FLORENCE, S.C. — Several Florence One Schools professional school counselors learned about technical education during the first Helping Florence Work program.
Helping Florence Work is a program created by Mike Reichenbach to inform professional school counselors of opportunities available to students outside of a four-year degree.
During the program, 13 new counselors in Florence One toured Florence-Darlington Technical College. Counselors toured several departments, among them welding, HVAC, automotive, and machine tool and industrial maintenance.
“You can read all you want about welding and automotive and HVAC and industrial maintenance in a catalog or pamphlet, but for them to see the students working hands-on with some of the cool technology that we have on campus, it really makes a difference so they can picture they’re students that they counsel in the classroom,” said Lauren Dorton, executive director of the Educational Foundation.
Dorton said the college is always working with school districts in Florence to educate them on the job opportunities in the area and low cost of attendance at the college.
“There is really a benefit from the school counselors to see that, and it helps show people what we’re offering,” Dorton said. “We are always pushing for people to see us as a high-quality educational experience.”
For the second half of the day, counselors toured GE Healthcare, Honda of South Carolina and Otis Elevators.

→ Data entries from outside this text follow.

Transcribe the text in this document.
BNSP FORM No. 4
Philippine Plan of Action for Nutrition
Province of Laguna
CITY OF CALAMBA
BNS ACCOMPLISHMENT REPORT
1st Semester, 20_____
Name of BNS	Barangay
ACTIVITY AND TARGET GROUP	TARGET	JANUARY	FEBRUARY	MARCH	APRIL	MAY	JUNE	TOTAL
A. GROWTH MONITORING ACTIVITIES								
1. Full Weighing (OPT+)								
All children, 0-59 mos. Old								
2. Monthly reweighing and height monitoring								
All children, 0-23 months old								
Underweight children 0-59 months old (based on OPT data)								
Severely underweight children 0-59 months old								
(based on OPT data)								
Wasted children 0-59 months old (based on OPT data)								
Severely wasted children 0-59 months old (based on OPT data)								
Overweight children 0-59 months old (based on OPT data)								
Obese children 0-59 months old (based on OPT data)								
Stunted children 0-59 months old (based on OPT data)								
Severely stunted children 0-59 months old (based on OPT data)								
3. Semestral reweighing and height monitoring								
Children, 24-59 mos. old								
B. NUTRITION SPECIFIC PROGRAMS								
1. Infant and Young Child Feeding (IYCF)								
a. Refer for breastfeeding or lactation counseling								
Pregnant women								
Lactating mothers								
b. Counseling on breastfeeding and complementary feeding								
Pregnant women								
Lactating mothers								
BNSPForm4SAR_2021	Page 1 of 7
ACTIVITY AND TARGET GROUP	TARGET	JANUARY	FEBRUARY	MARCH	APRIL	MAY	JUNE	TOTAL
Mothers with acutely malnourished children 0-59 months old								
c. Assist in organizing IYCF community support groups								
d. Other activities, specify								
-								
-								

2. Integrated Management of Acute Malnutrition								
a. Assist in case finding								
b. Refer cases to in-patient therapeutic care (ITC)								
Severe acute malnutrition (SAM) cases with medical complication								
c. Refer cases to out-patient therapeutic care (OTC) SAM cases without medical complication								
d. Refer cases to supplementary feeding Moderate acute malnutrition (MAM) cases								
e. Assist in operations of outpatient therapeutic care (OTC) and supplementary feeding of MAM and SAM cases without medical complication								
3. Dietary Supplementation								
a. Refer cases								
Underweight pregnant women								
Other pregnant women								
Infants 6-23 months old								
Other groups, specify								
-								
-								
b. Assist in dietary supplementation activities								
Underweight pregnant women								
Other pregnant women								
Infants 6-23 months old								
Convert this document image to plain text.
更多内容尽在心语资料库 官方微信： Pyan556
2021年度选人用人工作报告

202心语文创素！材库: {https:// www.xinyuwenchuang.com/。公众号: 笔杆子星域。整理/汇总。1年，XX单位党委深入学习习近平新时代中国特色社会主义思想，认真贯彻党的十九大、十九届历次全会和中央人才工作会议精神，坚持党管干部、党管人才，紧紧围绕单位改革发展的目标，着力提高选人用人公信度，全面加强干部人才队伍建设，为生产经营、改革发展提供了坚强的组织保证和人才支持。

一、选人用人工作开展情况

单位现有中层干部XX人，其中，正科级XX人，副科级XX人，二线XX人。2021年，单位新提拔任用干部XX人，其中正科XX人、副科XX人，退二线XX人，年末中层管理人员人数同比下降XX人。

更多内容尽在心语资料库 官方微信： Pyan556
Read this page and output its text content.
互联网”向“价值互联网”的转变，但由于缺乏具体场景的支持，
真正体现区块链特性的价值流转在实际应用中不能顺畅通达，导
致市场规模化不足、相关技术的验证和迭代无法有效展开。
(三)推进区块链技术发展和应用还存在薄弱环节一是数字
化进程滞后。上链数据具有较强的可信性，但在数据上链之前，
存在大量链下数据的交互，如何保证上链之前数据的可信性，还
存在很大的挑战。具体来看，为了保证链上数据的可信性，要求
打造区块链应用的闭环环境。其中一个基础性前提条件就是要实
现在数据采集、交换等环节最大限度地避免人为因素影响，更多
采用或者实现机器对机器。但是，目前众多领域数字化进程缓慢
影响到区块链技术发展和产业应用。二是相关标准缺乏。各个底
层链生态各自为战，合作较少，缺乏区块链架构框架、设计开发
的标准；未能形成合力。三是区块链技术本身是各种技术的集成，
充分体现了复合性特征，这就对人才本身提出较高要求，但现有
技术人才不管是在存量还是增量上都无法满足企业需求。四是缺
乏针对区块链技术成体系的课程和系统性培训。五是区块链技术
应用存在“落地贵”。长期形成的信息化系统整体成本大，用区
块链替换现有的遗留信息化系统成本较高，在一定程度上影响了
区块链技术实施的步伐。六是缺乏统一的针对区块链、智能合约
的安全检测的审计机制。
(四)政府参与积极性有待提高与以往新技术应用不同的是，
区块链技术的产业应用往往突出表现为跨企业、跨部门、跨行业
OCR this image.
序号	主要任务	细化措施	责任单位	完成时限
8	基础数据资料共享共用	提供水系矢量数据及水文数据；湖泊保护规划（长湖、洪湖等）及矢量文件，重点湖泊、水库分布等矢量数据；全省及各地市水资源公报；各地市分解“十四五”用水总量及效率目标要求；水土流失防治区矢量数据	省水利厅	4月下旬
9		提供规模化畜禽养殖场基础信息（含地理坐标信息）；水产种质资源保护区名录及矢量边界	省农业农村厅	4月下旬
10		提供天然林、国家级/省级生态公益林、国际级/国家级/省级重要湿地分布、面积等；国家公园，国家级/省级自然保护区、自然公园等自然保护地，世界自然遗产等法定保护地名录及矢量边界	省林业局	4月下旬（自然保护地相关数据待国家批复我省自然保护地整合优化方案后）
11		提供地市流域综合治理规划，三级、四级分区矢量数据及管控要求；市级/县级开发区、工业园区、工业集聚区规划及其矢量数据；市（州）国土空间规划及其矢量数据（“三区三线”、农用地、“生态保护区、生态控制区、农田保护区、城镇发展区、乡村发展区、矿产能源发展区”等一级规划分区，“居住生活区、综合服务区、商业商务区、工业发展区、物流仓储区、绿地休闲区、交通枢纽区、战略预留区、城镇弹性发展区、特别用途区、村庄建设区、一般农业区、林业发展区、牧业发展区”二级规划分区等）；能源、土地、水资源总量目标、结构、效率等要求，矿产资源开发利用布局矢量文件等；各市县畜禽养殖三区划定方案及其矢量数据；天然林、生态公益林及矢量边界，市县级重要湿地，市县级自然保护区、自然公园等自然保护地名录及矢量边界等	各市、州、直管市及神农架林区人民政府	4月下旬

At Honda of South Carolina, counselors learned about different career options and the technology used at the company, according to Michele Pridgen, the community and government relations manager at Honda of South Carolina.
“I definitely think it will help connect some dots,” Pridgen said. “I think it is a wonderful program, and I’m looking forward to continuing to work with Mike and the others that are involved because I think there’s a great misunderstanding between the manufacturing world today and the former image.”
Pridgen said the Helping Florence Work program is a win-win for everyone involved.
“It’s important because not every child will have the ability to go off college be it a two-year or four-year degree,” Pridgen said. “We need to make sure they understand they can build viable career within the industry that’s right here within their areas.”
Deanne Frye, who works at West Florence, was one of the 13 counselors who took part in Helping Florence Work.
Frye said she has grown up in Hartsville and toured some plants, like Sonoco, but never the three she saw during the program.
“It was an eye-opening experience because we have so many opportunities as far as manufacturing for our kids and in our area,” Frye said.
Frye said she would like to see field trips to allow students to learn more about the manufacturing field first hand.
“I feel like we really need to expose the kids to it early on so they can make a better decision about their future,” Frye said.
Reichenbach said he created the initiative as his South Carolina Liberty Fellowship project, which is a fellowship focused on bettering some portion of the individual’s community or state.
“I would say it was a tremendous success,” Reichenbach said. “By all accounts the different stakeholders, the 13 new professional school counselors, the staff of Florence-Darlington Tech and the representatives from all three companies thought it was a very, very good day and time well spent.”
In the future, Reichenbach said, he is planning to extend the project to other school districts across the Pee Dee.